1824.

The following notice is written in my album this year, by Major Cartwright:—

“John Cartwright, born at Marnham, near Tuxford, in the county of Nottingham, on the 17th of September, 1740, old style, corresponding with the 28th, new style. In the year 1758 he entered the naval service, under the command of Lord Howe; was promoted to a lieutenancy in September, 1762, and continued on active service until the spring of 1771. Then retiring to recruit his health, he remained at Marnham till invited by his old Commander-in-chief, in the year 1775 or 1776; but not approving of the war with America, he declined accepting the proffered commission. About the same time he became Major of the regiment of Nottinghamshire Militia, then for the first time raised in that county, in which he served seventeen years.

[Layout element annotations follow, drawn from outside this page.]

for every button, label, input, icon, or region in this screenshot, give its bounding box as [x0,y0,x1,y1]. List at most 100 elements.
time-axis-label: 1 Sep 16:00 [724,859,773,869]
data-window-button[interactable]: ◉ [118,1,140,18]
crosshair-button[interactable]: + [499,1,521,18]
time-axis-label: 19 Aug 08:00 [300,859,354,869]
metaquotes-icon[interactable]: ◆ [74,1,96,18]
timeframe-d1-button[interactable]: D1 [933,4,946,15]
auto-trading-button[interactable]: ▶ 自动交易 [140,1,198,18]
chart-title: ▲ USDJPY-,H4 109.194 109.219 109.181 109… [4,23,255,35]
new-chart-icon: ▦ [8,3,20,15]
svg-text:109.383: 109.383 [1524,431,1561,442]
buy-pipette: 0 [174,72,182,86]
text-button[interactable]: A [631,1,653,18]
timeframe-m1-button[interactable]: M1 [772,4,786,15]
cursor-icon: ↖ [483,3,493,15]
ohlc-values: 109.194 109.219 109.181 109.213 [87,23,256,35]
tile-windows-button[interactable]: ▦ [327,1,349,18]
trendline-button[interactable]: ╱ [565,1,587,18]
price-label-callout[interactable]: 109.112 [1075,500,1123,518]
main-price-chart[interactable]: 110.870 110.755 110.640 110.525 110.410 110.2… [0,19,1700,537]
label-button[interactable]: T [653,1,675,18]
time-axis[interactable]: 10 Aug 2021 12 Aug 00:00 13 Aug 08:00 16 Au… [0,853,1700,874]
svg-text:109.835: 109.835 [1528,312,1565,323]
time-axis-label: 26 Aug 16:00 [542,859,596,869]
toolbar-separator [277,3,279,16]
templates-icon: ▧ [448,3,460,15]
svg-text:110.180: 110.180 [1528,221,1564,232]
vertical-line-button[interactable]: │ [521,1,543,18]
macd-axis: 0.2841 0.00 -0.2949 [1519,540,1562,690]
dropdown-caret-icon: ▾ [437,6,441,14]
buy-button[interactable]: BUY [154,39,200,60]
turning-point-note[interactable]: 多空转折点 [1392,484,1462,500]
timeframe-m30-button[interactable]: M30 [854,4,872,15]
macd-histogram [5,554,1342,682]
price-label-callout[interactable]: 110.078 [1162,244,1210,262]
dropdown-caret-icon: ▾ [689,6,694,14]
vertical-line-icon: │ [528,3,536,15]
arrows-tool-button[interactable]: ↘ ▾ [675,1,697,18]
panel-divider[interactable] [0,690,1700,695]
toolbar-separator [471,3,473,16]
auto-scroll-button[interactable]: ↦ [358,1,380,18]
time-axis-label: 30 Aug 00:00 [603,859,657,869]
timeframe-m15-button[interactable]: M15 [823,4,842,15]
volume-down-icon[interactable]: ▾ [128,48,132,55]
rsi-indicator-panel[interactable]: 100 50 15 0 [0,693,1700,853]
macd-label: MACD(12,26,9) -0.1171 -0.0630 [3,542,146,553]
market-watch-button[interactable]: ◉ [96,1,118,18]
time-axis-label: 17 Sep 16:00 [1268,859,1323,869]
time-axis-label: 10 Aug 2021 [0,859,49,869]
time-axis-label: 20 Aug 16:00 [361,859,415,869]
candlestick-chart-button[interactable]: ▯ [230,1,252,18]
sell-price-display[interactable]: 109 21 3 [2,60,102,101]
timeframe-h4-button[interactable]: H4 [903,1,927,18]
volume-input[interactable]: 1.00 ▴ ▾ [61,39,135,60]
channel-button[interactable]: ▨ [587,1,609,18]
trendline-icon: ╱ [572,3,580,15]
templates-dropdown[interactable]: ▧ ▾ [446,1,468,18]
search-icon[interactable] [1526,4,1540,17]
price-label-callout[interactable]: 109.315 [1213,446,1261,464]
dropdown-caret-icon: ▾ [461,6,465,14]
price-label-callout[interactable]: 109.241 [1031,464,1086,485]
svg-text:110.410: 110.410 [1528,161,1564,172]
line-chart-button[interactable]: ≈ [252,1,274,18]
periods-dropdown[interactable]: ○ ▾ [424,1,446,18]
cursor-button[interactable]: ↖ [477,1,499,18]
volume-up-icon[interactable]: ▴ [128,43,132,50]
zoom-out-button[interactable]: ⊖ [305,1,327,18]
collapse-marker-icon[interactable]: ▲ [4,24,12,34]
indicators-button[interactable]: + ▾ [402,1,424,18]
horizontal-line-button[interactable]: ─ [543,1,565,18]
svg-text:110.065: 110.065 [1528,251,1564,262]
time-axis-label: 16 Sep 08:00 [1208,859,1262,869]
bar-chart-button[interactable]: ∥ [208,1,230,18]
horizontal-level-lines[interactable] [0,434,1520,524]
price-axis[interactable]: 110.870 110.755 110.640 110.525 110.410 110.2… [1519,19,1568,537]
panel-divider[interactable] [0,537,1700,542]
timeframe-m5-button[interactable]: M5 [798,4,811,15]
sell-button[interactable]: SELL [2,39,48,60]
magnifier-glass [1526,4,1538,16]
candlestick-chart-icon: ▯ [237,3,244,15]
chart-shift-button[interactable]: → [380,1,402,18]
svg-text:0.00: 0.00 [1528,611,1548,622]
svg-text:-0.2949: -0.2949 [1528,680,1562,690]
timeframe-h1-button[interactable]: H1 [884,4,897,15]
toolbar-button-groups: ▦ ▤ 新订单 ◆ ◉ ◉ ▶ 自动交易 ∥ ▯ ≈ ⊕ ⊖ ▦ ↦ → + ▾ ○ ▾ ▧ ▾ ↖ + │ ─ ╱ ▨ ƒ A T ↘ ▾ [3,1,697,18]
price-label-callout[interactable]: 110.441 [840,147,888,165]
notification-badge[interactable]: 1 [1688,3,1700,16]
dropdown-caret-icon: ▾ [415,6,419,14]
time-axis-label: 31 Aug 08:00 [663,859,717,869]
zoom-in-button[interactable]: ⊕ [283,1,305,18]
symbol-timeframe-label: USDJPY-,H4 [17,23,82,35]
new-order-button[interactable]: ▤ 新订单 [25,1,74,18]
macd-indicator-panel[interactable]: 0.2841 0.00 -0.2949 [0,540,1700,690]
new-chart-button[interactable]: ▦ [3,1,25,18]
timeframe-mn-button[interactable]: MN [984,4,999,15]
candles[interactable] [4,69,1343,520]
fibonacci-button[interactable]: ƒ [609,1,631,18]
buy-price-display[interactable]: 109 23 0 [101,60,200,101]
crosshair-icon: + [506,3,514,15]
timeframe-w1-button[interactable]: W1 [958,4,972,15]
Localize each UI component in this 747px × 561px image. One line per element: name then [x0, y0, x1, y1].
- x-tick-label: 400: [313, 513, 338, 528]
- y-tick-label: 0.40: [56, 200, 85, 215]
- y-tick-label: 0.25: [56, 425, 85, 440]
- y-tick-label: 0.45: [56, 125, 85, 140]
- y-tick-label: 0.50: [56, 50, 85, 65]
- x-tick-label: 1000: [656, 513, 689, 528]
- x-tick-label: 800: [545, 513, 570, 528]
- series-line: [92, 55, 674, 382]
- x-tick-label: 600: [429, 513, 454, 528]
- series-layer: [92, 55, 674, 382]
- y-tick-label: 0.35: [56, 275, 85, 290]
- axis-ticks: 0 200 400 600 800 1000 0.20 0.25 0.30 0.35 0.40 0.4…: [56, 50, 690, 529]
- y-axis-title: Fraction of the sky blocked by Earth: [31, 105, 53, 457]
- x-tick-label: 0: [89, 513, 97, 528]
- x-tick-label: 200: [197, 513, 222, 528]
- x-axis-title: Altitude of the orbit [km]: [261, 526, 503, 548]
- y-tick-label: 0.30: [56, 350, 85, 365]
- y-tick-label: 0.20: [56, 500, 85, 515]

“When George III. arrived at the year of the Jubilee, a naval promotion of twenty Lieutenants to the rank of Commanders, and the name of J. C. standing the twentieth on the list, he was commissioned as a Commander accordingly.

“In the year 1802 he published The Trident, a work in quarto, having for its object to promote that elevation of character which can alone preserve the vital spirit of a navy, as well as to furnish an inexhaustible patronage of the arts.

“John Cartwright, residing in Burton Crescent, 26th Jan., 1824.”

The Major died on the 23rd of September this year, at his house in Burton Crescent, at the venerable age of eighty-four.[386]